Other countries are taking note. Greece introduced a €100,000 flat tax regime in 2019, but its additional €500,000 investment requirement makes it less attractive than Italy’s model. In the UK, lobbyists are advocating for an Italian-style flat tax to stem the outflow of wealth following the non-dom regime’s abolition. However, critics warn of a “race to the bottom,” where countries compete to offer the lowest taxes, potentially eroding public budgets and exacerbating inequality.

Chart: Italy’s Rise in Global Wealth Migration Rankings

The Allure of Italy: Beyond Taxes

While taxes are a primary driver, Italy’s appeal extends beyond financial incentives. The country’s lifestyle—epitomized by Lake Como’s serene views, world-class cuisine, and cultural heritage—attracts HNWIs seeking a blend of luxury and tranquility. Milan’s evolution from an industrial city to a global hub for finance, fashion, and creativity further enhances its draw. The city’s proximity to Lake Como and its role as a gateway to the Alps make it a prime destination for the wealthy.

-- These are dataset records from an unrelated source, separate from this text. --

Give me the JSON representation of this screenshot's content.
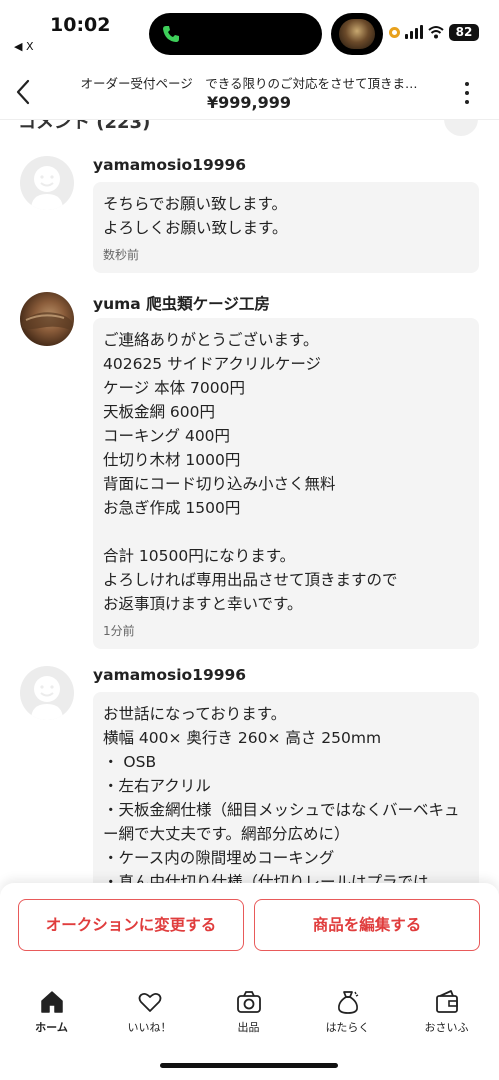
{
  "status": {
    "time": "10:02",
    "back_app": "◀ X",
    "battery": "82"
  },
  "header": {
    "title": "オーダー受付ページ　できる限りのご対応をさせて頂きま…",
    "price": "¥999,999"
  },
  "comments_section": {
    "heading": "コメント (223)"
  },
  "comments": [
    {
      "user": "yamamosio19996",
      "text": "そちらでお願い致します。\nよろしくお願い致します。",
      "time": "数秒前"
    },
    {
      "user": "yuma 爬虫類ケージ工房",
      "text": "ご連絡ありがとうございます。\n402625 サイドアクリルケージ\nケージ 本体 7000円\n天板金網 600円\nコーキング 400円\n仕切り木材 1000円\n背面にコード切り込み小さく無料\nお急ぎ作成 1500円\n\n合計 10500円になります。\nよろしければ専用出品させて頂きますので\nお返事頂けますと幸いです。",
      "time": "1分前"
    },
    {
      "user": "yamamosio19996",
      "text": "お世話になっております。\n横幅 400× 奥行き 260× 高さ 250mm\n・ OSB\n・左右アクリル\n・天板金網仕様（細目メッシュではなくバーベキュー網で大丈夫です。網部分広めに）\n・ケース内の隙間埋めコーキング\n・真ん中仕切り仕様（仕切りレールはプラでは",
      "time": ""
    }
  ],
  "actions": {
    "auction_label": "オークションに変更する",
    "edit_label": "商品を編集する"
  },
  "tabs": [
    {
      "label": "ホーム",
      "icon": "home-icon"
    },
    {
      "label": "いいね！",
      "icon": "heart-icon"
    },
    {
      "label": "出品",
      "icon": "camera-icon"
    },
    {
      "label": "はたらく",
      "icon": "money-bag-icon"
    },
    {
      "label": "おさいふ",
      "icon": "wallet-icon"
    }
  ],
  "colors": {
    "accent": "#e03d3d",
    "bubble": "#f4f4f4"
  }
}
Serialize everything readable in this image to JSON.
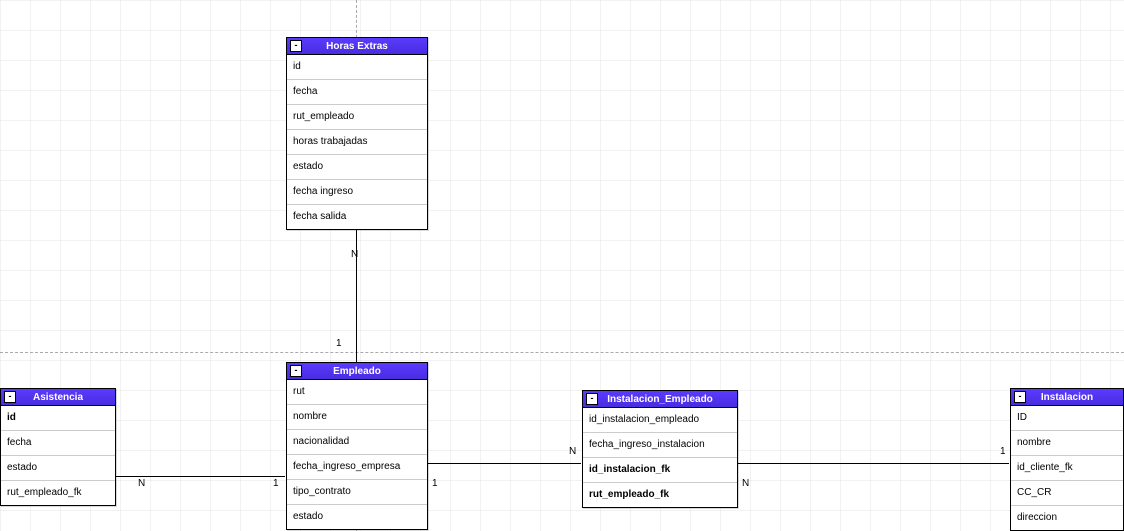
{
  "entities": {
    "horas_extras": {
      "title": "Horas Extras",
      "attrs": [
        "id",
        "fecha",
        "rut_empleado",
        "horas trabajadas",
        "estado",
        "fecha ingreso",
        "fecha salida"
      ]
    },
    "empleado": {
      "title": "Empleado",
      "attrs": [
        "rut",
        "nombre",
        "nacionalidad",
        "fecha_ingreso_empresa",
        "tipo_contrato",
        "estado"
      ]
    },
    "asistencia": {
      "title": "Asistencia",
      "attrs": [
        "id",
        "fecha",
        "estado",
        "rut_empleado_fk"
      ]
    },
    "instalacion_empleado": {
      "title": "Instalacion_Empleado",
      "attrs": [
        "id_instalacion_empleado",
        "fecha_ingreso_instalacion",
        "id_instalacion_fk",
        "rut_empleado_fk"
      ]
    },
    "instalacion": {
      "title": "Instalacion",
      "attrs": [
        "ID",
        "nombre",
        "id_cliente_fk",
        "CC_CR",
        "direccion"
      ]
    }
  },
  "cardinality": {
    "horas_n": "N",
    "horas_1": "1",
    "asistencia_n": "N",
    "asistencia_1": "1",
    "emp_ie_1": "1",
    "emp_ie_n": "N",
    "ie_inst_n": "N",
    "ie_inst_1": "1"
  },
  "relationships": [
    {
      "from": "horas_extras",
      "from_card": "N",
      "to": "empleado",
      "to_card": "1"
    },
    {
      "from": "asistencia",
      "from_card": "N",
      "to": "empleado",
      "to_card": "1"
    },
    {
      "from": "empleado",
      "from_card": "1",
      "to": "instalacion_empleado",
      "to_card": "N"
    },
    {
      "from": "instalacion_empleado",
      "from_card": "N",
      "to": "instalacion",
      "to_card": "1"
    }
  ],
  "colors": {
    "header": "#5a3cff",
    "grid": "#f0f0f0",
    "connector": "#000000"
  }
}
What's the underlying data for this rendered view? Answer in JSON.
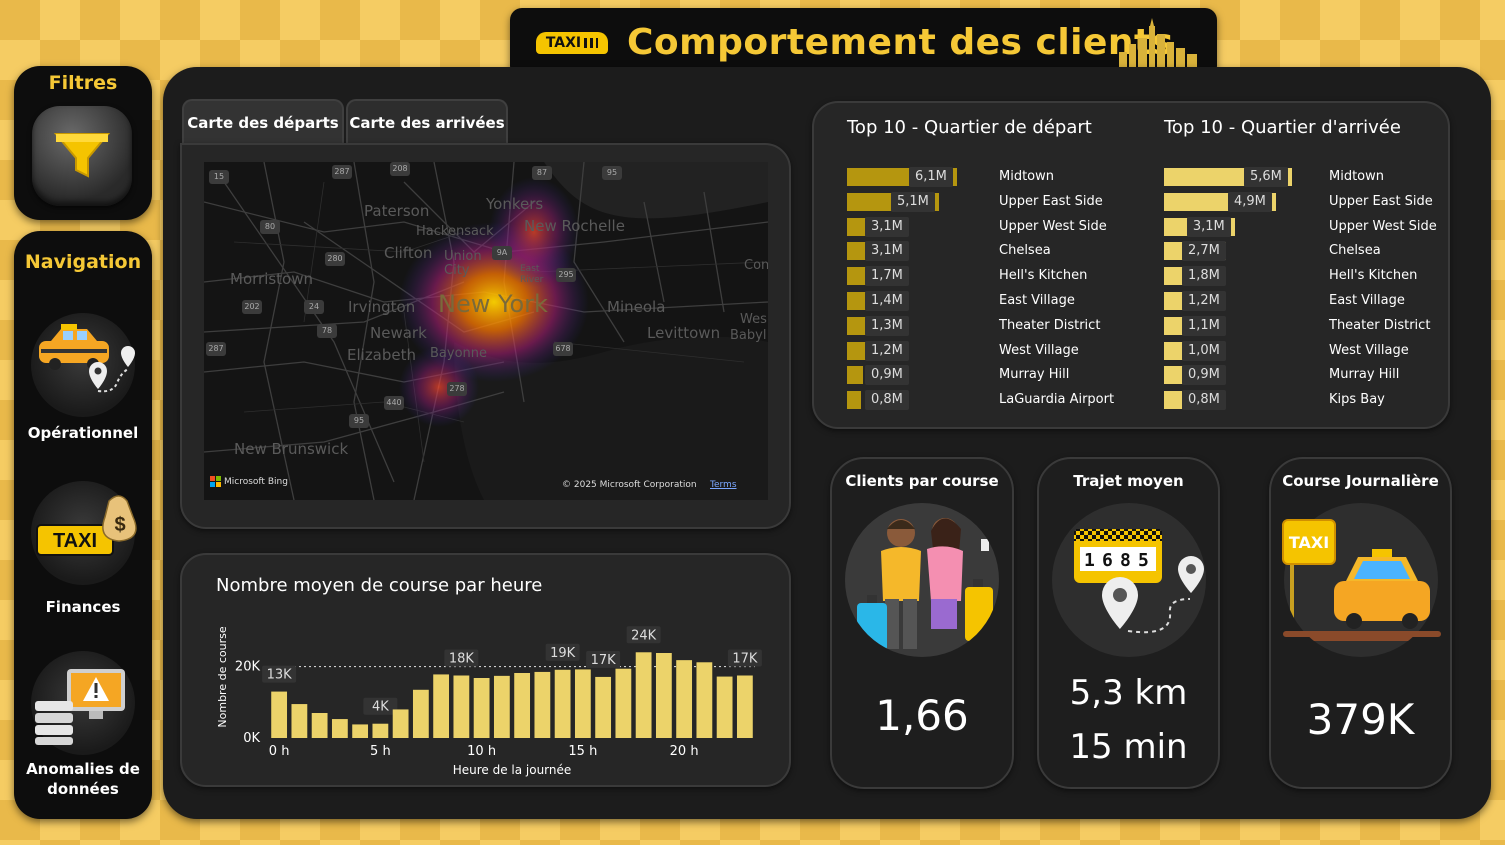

Businesses are also capitalizing on this trend. For instance, Anna Cipriani, whose family founded the iconic Harry’s Bar in Venice, returned to Italy to establish a hub for entrepreneurs in Milan. The city’s transformation, fueled by policies like the Transition 5.0 plan (formerly Industria 4.0), offers tax credits and incentives for investments in digital and green infrastructure, further enticing HNWIs to relocate and invest.

Challenges and the Road Ahead

Despite its success, Italy’s flat tax regime is not without controversy. The policy’s simplicity, while attractive, has drawn criticism for failing to mandate local investment, potentially limiting its broader economic impact. The Italian Court of Auditors has cautioned that the country risks becoming a tax haven, with revenue from the flat tax—while significant—representing only a fraction of Italy’s public debt and deficit.

Moreover, the concentration of wealth in specific regions raises concerns about inequality. As property prices skyrocket, locals face housing affordability challenges, particularly in cities like Milan and tourist hotspots like Venice. The economic benefits of wealthy migration, such as job creation, are undeniable, but they must be balanced against these social costs.

Looking ahead, Italy’s model may inspire other nations, but it also highlights the delicate balance between attracting wealth and maintaining equitable growth. As global competition for HNWIs intensifies, countries must weigh the benefits of tax incentives against the risks of eroding their tax base and exacerbating inequality.

Conclusion

Italy’s rise as a top destination for the world’s ultra-wealthy is a testament to its strategic tax policies, vibrant lifestyle, and economic opportunities. The flat tax regime has positioned the country as a leader in the global race for wealthy migrants, driving significant economic activity in real estate, hospitality, and beyond. However, the challenges of rising inequality and concentrated wealth underscore the need for careful policy design. As Italy continues to attract millionaires and billionaires, its experience offers valuable lessons for other nations seeking to balance economic growth with social equity in an increasingly mobile world of wealth.